Trois milliards d'arbres plantés d'ici 2030
Qu'en est-il des mesures prévues par la loi ? La législation stipule que trois milliards d'arbres devront être plantés dans l'Union européenne d'ici 2030. "Un effet d'annonce", pour l'expert. "Planter simplement des arbres çà et là, ce n'est pas forcément recréer une forêt. Ce n'est donc pas un critère pertinent. Or, les politiques aiment ce genre de mesure car c'est facile à communiquer au grand public." Pour le spécialiste, il est nécessaire de découper les parcelles agricoles en zones plus petites et de réintroduire des haies à travers celles-ci. Des haies particulièrement bénéfiques pour la biodiversité puisqu'elles renferment une "diversité gigantesque d'espèces."
Moins il y a d'espaces verts en ville, plus les températures fluctuent et plus on a des canicules
Concernant les écosystèmes urbains, la loi prévoit que les États devront maintenir les surfaces d'espaces verts et arborés en ville au même niveau qu'en 2021 d'ici 2030, puis continuer à les augmenter par la suite. Dans une société de plus en plus urbanisée, avec une proportion croissante de citadins, la présence d'espaces verts aide à atténuer l'effet des îlots de chaleur urbains. "Moins il y a d'espaces verts en ville, plus les températures fluctuent et plus on a des canicules", ajoute-t-il. Ces zones d'espaces verts bien réparties dans les villes ont un impact positif sur le bien-être de la population, ainsi que sur la sensibilisation à l'importance de la biodiversité. "Quand vous avez une vie très citadine, il est plus difficile de se rendre compte de l'état de la biodiversité et du danger que sa diminution fait peser."

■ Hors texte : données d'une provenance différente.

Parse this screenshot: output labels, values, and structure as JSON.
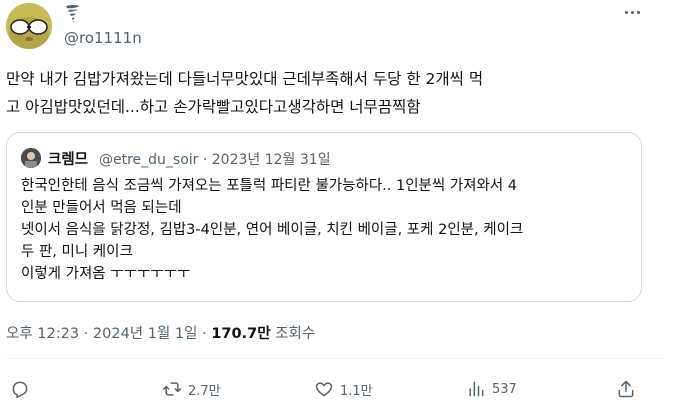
{
  "author": {
    "handle": "@ro1111n",
    "emoji_icon": "tornado-icon"
  },
  "tweet": {
    "lines": [
      "만약 내가 김밥가져왔는데 다들너무맛있대 근데부족해서 두당 한 2개씩 먹",
      "고 아김밥맛있던데...하고 손가락빨고있다고생각하면 너무끔찍함"
    ]
  },
  "quote": {
    "name": "크렘므",
    "meta": "@etre_du_soir · 2023년 12월 31일",
    "lines": [
      "한국인한테 음식 조금씩 가져오는 포틀럭 파티란 불가능하다.. 1인분씩 가져와서 4",
      "인분 만들어서 먹음 되는데",
      "넷이서 음식을 닭강정, 김밥3-4인분, 연어 베이글, 치킨 베이글, 포케 2인분, 케이크",
      "두 판, 미니 케이크",
      "이렇게 가져옴 ㅜㅜㅜㅜㅜㅜ"
    ]
  },
  "timestamp": {
    "time": "오후 12:23 · 2024년 1월 1일 · ",
    "views": "170.7만",
    "views_label": " 조회수"
  },
  "actions": {
    "reply_count": "",
    "retweet_count": "2.7만",
    "like_count": "1.1만",
    "views_count": "537"
  },
  "colors": {
    "text": "#0f1419",
    "secondary": "#536471",
    "border": "#cfd9de"
  }
}
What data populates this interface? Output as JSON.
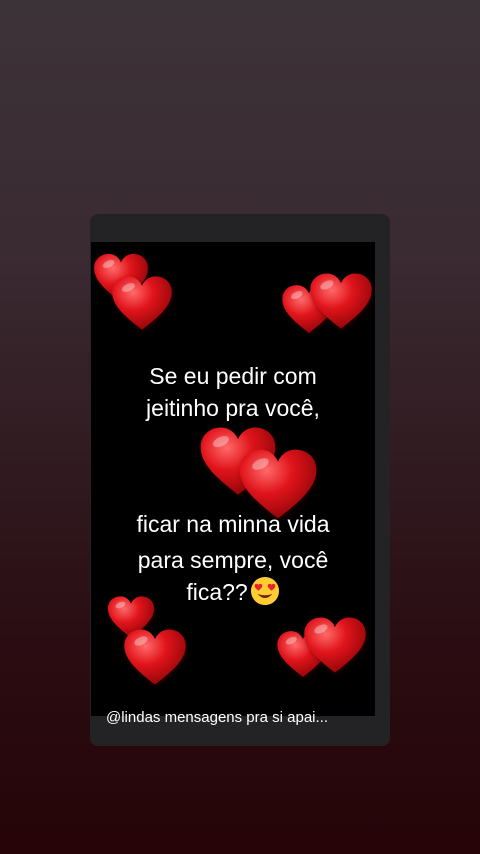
{
  "post": {
    "lines_top": [
      "Se  eu  pedir com",
      "jeitinho pra você,"
    ],
    "lines_bottom": [
      "ficar na minna vida",
      "para sempre, você"
    ],
    "last_line": "fica??",
    "emoji": "smiling-face-with-heart-eyes"
  },
  "watermark": {
    "text": "@lindas mensagens pra si apai..."
  },
  "colors": {
    "background_top": "#3c3338",
    "background_bottom": "#260408",
    "card": "#232326",
    "media": "#000000",
    "heart": "#e0141b",
    "text": "#ffffff"
  }
}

Cette loi constitue un cadre important dans l'Union européenne. Chaque État membre devra l'implémenter dans sa législation et prévoir des mécanismes pour identifier les zones dégradées. "Politiquement, cela va varier d'un pays à l'autre en termes de motivation. Les pays qui ont voté contre pourraient donc traîner des pieds." Du point de vue écologique, des pays comme la Belgique ont des écosystèmes différents de ceux de la France ou de l'Espagne, avec des contraintes distinctes. Chaque État membre devra trouver "la meilleure stratégie" adaptée à ses besoins et à ses ressources disponibles. "Sachant qu'il y a beaucoup moins de besoins que de moyens, il faudra de toute façon établir des priorités", conclut l'expert en biodiversité.